Bayesian Active Learning for Semantic Segmentation
This work addresses the problem of reducing annotation costs for semantic segmentation in computer vision, offering a domain-specific incremental improvement.
The paper tackles the high cost of pixel-level labeling for semantic segmentation by proposing a Bayesian active learning framework using Balanced Entropy (BalEnt) for uncertainty measurement, achieving supervised-level mIoU with only a fraction of labeled pixels and outperforming previous state-of-the-art methods by a large margin.

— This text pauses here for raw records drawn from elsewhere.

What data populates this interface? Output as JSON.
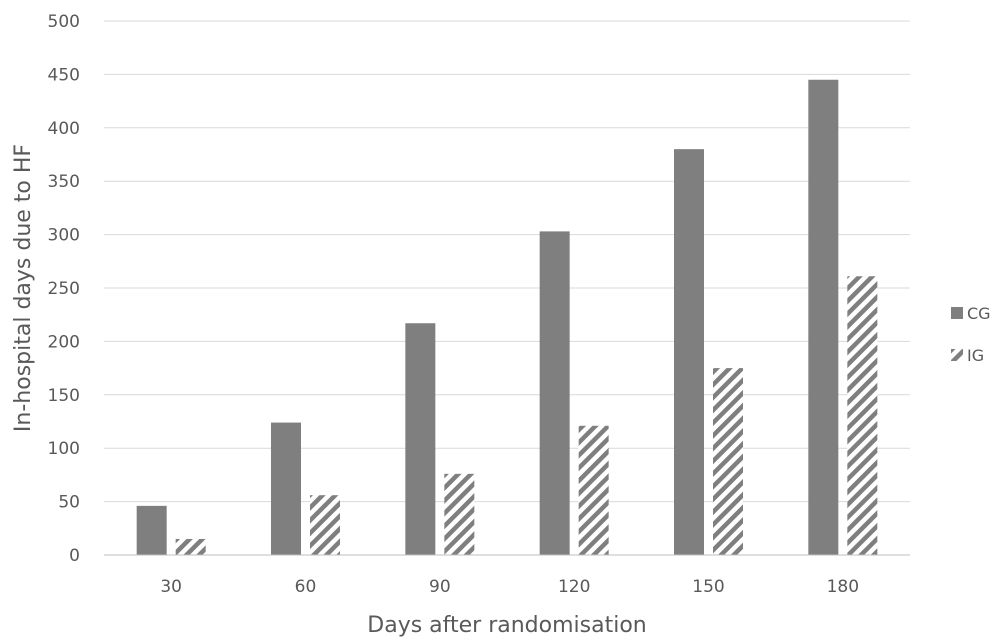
{
  "chart_data": {
    "type": "bar",
    "categories": [
      "30",
      "60",
      "90",
      "120",
      "150",
      "180"
    ],
    "series": [
      {
        "name": "CG",
        "values": [
          46,
          124,
          217,
          303,
          380,
          445
        ],
        "color": "#7f7f7f",
        "pattern": "solid"
      },
      {
        "name": "IG",
        "values": [
          15,
          56,
          76,
          121,
          175,
          261
        ],
        "color": "#7f7f7f",
        "pattern": "diagonal-hatch"
      }
    ],
    "xlabel": "Days after randomisation",
    "ylabel": "In-hospital days due to HF",
    "ylim": [
      0,
      500
    ],
    "yticks": [
      "0",
      "50",
      "100",
      "150",
      "200",
      "250",
      "300",
      "350",
      "400",
      "450",
      "500"
    ],
    "grid": true,
    "legend_position": "right"
  }
}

Fully supervised training of semantic segmentation models is costly and challenging because each pixel within an image needs to be labeled. Therefore, the sparse pixel-level annotation methods have been introduced to train models with a subset of pixels within each image. We introduce a Bayesian active learning framework based on sparse pixel-level annotation that utilizes a pixel-level Bayesian uncertainty measure based on Balanced Entropy (BalEnt) [84]. BalEnt captures the information between the models' predicted marginalized probability distribution and the pixel labels. BalEnt has linear scalability with a closed analytical form and can be calculated independently per pixel without relational computations with other pixels. We train our proposed active learning framework for Cityscapes, Camvid, ADE20K and VOC2012 benchmark datasets and show that it reaches supervised levels of mIoU using only a fraction of labeled pixels while outperforming the previous state-of-the-art active learning models with a large margin.